ゲノム編集技術により遺伝子改変動物作製を可能とする卵管内での初期胚への電気穿孔法(GONAD法(*1))は、その簡便性と作製効率において非常に優れた方法です。相同組換えによる任意の遺伝子座への遺伝子ノックイン動物についても作製可能であることが示されていましたが、その長さは約1 kbまでという制限がありました。一方で、ドナーDNA(*2)としてアデノ随伴ウイルス(AAV)ベクターが機能することは広く知られていましたが、AAVを感染させるため受精卵と数時間〜1日程度の共培養が必要であり、手技的に生体の卵管内での電気穿孔法への適用は困難であると予想されていました。

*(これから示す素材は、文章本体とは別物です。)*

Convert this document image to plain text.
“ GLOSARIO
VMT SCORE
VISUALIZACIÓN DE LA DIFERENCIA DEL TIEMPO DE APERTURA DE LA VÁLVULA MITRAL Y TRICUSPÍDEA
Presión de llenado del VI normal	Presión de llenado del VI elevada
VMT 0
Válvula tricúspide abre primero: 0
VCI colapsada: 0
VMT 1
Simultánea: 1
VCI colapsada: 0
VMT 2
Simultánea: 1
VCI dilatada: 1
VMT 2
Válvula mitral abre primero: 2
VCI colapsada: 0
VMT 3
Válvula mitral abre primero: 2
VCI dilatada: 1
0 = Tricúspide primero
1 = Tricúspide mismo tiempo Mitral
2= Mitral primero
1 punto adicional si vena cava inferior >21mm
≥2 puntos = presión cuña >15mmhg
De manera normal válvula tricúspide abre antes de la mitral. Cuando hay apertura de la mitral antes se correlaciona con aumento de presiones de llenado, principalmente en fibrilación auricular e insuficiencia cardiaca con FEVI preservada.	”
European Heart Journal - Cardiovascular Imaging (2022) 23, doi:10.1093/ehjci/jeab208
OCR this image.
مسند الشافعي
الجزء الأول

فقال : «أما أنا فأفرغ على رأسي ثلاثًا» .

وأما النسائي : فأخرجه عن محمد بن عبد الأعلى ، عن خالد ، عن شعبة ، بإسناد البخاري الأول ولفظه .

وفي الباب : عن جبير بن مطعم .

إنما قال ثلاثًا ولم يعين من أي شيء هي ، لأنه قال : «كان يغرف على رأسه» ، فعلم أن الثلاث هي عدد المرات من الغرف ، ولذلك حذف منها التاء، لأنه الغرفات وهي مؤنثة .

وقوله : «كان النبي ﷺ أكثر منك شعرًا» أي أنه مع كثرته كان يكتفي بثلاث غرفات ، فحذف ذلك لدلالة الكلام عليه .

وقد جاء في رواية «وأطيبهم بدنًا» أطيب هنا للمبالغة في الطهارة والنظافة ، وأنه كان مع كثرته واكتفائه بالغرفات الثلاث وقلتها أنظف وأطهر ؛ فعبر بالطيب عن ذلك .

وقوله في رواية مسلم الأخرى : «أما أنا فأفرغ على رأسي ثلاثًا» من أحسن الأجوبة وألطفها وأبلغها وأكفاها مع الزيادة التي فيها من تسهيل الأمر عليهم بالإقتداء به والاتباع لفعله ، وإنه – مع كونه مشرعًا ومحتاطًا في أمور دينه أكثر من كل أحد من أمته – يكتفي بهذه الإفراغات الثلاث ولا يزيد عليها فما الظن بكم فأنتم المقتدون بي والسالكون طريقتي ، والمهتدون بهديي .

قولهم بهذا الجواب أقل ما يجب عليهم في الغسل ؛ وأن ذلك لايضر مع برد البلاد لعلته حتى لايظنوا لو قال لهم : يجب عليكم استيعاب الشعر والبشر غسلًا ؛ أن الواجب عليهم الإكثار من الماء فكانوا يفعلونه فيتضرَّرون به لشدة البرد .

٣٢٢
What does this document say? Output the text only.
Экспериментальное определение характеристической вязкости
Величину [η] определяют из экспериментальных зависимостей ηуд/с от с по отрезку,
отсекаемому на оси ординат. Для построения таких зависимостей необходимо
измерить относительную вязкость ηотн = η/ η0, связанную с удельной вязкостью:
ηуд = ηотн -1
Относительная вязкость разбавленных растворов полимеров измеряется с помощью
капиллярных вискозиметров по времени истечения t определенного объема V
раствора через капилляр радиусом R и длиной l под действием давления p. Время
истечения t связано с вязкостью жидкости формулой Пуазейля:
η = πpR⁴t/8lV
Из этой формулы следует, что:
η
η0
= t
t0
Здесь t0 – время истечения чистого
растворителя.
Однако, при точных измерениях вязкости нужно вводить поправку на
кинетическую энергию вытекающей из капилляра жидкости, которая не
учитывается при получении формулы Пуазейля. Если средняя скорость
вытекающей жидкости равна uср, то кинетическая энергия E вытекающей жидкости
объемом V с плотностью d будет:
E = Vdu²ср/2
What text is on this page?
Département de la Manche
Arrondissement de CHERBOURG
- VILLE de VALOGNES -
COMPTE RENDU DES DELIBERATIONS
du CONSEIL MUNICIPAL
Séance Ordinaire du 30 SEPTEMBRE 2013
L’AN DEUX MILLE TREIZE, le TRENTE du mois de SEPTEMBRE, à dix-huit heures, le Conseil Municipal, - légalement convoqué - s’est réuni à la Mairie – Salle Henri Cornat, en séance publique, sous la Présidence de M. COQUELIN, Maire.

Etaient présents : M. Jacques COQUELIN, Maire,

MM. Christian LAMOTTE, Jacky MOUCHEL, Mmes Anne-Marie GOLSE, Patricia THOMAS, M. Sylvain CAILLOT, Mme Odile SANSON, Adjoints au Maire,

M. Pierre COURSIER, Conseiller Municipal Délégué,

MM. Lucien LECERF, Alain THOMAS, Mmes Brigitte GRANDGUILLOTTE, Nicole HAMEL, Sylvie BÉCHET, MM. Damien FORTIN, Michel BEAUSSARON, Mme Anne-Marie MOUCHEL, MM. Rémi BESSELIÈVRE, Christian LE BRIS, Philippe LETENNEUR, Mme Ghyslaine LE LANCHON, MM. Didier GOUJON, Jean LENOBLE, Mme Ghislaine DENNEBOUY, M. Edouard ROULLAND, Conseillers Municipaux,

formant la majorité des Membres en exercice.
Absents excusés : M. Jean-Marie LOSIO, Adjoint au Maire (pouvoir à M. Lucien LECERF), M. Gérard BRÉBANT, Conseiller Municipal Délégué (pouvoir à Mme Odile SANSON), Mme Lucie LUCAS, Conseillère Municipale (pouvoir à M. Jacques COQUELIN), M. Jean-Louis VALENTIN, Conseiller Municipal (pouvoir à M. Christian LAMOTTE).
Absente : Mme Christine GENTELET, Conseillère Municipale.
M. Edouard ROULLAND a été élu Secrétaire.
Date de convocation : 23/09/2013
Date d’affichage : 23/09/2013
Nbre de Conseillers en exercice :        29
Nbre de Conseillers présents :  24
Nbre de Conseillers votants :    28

230209モデル動物阿部先生研究成果.jpg図:a) ドナーDNAとして作製されたAAVベクターの模式図。マウスRosa26遺伝子座に緑色蛍光タンパクEGFP発現カセットをノックインするように構築した。
b)体外での電気穿孔処置により受精卵の1つ(左端)にEGFP発現カセットが挿入され、緑色蛍光が観察された。
c)出産直後のマウス。2匹は全身に緑色蛍光を発し、Rosa26遺伝子座に正確にノックインされていることが確認された。

Ⅲ.今後の展開

この技術を用いることで、精巧な遺伝子改変マウス/ラットの作製がさらに容易になり、生命科学研究の加速化に大きく貢献するものと思われます。特にノックインラット作製の難易度がより下がり、これまで比較的困難であった病態モデルラット等の開発に重要な技術となることが考えられます。また、この技術は3Rの原則(*3)にも叶うものであり、さらに発生工学的技術が適用困難であった動物種にも用いることができる可能性があることから、他の齧歯類、中型・大型動物やマーモセット等の霊長類への適用も期待されます。

Ⅳ.研究成果の公表

【論文タイトル】

A novel technique for large-fragment knock-in animal production without ex vivo handling of zygotes

【著者】
Manabu Abe*'#, Ena Nakatsukasa#, Rie Natsume#, Shun Hamada, Kenji Sakimura, Ayako M. Watabe, and Toshihisa Ohtsuka(* 責任著者、# 共同筆頭著者)
【doi】 10.1038/s41598-023-29468-1

Ⅴ.本研究の支援

本研究はJSPS科研費17K01972(基盤研究(C))、18KK0458(国際共同研究加速基金(国際共同研究強化(A))、16H06276(AdAMS)およびAMED Brain/MINDS JP22dm0207081の助成を受け、東京慈恵医科大学 渡部文子 教授および山梨大学 浜田駿 助教、大塚稔久 教授との共同研究にて実施されました。

用語解説

(*1)GONAD法:東海大学 大塚正人 教授らが中心となり開発された、受精卵を体外に取り出すことなく簡便に遺伝子改変動物を作製できる非常に優れた方法。現在は効率等をさらに向上させたi-GONAD法が主流となっており、動物作製の経験の無かった研究者にも広く普及している。
(*2)ドナーDNA:相同組換えによって任意のDNA配列を内在ゲノムDNA内に移行、挿入させるためのDNA分子。配列の長さが1 kb程度であれば比較的小型の蛍光タンパク遺伝子などに制限されるが、3 kb程度であればより大きな遺伝子や遺伝子発現に要するプロモーター等も加えた遺伝子発現カセットの挿入もできるため、より精巧な遺伝子改変が可能になると言える。
(*3)3Rの原則
動物実験の基本理念である使用数の削減(Reduction)、代替法の利用(Replacement)、苦痛の軽減(Refinement)の頭文字に由来する。GONAD法を用いることで特に使用数の削減に寄与できる。